Der DAX 30 befindet sich übergeordnet weiterhin im Crash-Modus. Ernüchternd gilt es trotzdem festzustellen, dass eine Erholung bestenfalls in einem "flachen V" stattfinden wird. Es wird keinen schnellen Rebound geben.

Das BIP-Wachstum wird in 2020 deutlich niedriger als zuvor erwartet ausfallen. Ebenso die globalen Unternehmensgewinne. Dies wird sich in der Berichtssaison ab Mitte April niederschlagen. Hohe Schwankungsbreiten & Volatilitäten werden am Aktienmarkt zu wiederkehrenden kurzfristigen und einschneidenden Rücksetzern führen. Die US-Fed hatte daher am Sonntag über Nacht erneut außerplanmäßig eingegriffen, um die Märkte zu stabilisieren.

Der Leitzins wurde um einen ganzen Prozentpunkt gesenkt.
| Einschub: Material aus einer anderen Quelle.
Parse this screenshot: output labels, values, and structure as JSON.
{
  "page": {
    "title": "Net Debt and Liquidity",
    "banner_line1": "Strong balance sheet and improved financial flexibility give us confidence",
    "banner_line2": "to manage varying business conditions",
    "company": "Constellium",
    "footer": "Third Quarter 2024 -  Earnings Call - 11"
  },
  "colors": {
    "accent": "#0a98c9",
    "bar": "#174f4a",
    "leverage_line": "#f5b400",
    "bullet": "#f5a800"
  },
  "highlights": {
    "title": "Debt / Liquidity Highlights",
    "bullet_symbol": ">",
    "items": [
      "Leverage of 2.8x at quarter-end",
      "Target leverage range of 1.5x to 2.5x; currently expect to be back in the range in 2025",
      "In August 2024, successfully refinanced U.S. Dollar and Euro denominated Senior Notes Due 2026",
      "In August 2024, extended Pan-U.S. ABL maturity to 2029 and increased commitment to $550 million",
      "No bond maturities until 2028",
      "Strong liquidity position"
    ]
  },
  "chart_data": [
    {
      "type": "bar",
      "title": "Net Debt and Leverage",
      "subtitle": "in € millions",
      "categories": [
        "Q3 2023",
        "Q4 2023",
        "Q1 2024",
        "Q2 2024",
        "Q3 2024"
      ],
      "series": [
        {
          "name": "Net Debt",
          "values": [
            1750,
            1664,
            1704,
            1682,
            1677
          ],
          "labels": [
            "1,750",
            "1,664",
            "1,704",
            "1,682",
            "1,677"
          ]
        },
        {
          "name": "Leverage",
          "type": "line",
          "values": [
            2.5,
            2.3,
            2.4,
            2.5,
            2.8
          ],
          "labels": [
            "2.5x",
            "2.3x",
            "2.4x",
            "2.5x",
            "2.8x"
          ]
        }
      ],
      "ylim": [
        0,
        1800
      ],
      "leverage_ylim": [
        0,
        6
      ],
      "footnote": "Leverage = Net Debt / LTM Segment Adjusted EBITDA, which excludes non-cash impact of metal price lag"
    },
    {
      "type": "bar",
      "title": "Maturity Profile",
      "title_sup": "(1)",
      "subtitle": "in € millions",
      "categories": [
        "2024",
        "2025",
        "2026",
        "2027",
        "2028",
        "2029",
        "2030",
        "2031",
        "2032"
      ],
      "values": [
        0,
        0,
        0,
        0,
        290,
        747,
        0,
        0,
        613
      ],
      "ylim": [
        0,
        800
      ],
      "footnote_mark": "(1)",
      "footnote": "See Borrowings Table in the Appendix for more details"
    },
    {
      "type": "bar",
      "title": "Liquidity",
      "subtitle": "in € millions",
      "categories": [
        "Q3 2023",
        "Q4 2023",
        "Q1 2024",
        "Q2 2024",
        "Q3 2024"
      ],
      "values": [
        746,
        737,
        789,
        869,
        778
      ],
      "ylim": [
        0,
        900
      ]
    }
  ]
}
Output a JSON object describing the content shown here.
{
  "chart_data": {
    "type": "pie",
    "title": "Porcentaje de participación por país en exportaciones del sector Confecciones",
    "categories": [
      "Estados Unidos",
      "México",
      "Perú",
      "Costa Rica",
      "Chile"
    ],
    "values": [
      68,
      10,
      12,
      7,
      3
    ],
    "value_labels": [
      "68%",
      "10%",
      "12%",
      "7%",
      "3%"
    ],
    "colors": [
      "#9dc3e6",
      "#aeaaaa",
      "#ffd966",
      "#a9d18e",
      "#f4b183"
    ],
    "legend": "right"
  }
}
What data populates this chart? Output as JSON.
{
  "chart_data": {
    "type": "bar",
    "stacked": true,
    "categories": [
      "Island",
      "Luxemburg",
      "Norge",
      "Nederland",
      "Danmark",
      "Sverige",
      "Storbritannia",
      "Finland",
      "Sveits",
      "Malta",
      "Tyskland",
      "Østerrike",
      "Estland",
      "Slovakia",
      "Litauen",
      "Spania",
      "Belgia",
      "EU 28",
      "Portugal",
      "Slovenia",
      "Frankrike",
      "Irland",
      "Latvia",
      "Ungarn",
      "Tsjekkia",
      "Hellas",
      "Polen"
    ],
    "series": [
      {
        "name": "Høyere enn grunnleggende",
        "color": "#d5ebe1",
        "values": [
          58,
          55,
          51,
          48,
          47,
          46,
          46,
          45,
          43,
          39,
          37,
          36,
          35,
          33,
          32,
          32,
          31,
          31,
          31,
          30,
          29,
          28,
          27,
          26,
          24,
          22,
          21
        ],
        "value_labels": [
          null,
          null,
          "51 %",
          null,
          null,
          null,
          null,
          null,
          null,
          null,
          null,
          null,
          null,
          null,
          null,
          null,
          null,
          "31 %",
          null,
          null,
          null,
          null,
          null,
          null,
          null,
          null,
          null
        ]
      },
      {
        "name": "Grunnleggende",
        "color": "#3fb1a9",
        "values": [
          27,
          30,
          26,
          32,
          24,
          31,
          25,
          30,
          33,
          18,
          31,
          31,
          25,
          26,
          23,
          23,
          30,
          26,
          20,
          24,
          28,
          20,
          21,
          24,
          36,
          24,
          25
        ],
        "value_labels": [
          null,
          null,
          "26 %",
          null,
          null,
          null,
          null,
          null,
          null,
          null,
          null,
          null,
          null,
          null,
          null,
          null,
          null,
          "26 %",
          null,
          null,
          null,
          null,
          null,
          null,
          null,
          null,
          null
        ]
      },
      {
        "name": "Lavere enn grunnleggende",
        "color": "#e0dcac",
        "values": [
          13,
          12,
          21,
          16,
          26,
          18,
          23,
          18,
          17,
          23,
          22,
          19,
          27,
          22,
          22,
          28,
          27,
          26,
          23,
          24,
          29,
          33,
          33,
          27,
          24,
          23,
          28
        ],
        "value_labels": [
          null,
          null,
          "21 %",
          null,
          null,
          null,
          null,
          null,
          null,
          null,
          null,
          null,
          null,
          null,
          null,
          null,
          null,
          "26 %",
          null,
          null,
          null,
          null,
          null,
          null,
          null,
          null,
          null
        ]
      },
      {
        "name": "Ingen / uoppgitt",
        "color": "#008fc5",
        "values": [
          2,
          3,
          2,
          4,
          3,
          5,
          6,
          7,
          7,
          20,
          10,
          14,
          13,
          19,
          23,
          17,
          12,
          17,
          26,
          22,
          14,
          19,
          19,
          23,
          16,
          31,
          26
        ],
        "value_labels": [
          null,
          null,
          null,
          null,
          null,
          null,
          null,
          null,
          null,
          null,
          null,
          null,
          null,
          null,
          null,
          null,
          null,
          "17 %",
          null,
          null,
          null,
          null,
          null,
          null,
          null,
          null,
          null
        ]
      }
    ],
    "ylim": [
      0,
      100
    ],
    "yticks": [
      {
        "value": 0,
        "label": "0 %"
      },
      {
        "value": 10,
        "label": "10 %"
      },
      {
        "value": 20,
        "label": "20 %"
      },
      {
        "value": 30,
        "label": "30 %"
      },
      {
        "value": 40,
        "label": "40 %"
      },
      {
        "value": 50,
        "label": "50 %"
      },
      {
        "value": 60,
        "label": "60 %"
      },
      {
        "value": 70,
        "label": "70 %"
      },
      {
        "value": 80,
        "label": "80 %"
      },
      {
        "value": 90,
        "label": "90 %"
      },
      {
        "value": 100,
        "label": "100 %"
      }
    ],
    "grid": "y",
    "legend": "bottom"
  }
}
Zudem wurde ein Anleihekaufprogramm in Höhe von 700 Milliarden USD angekündigt. Diese Maßnahmen wurden aber gestern zunächst allerdings nicht von den Märkten honoriert. Die Lage wird sich aber nachhaltig erst mit einem umfassenden Rückgang der Corona-Fallzahlen entschärfen.
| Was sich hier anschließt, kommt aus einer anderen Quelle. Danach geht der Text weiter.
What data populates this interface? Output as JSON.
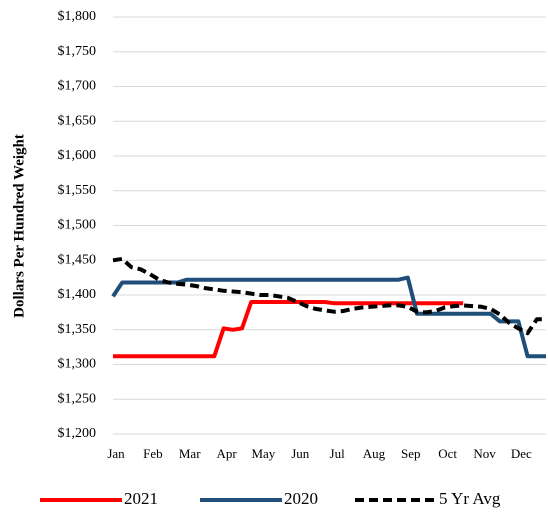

Es wird sich in den kommenden Handelstagen zeigen, ob sich die zarte Stabilisierung des gestrigen Tages nachhaltig fortsetzt. Der DAX 30 wird heute negativ starten. Die heutige Tagesbandbreite dürfte zwischen 8.967 und 8.261 tendieren. Die 8.152 erweisen sich als bisherige Supportmarke.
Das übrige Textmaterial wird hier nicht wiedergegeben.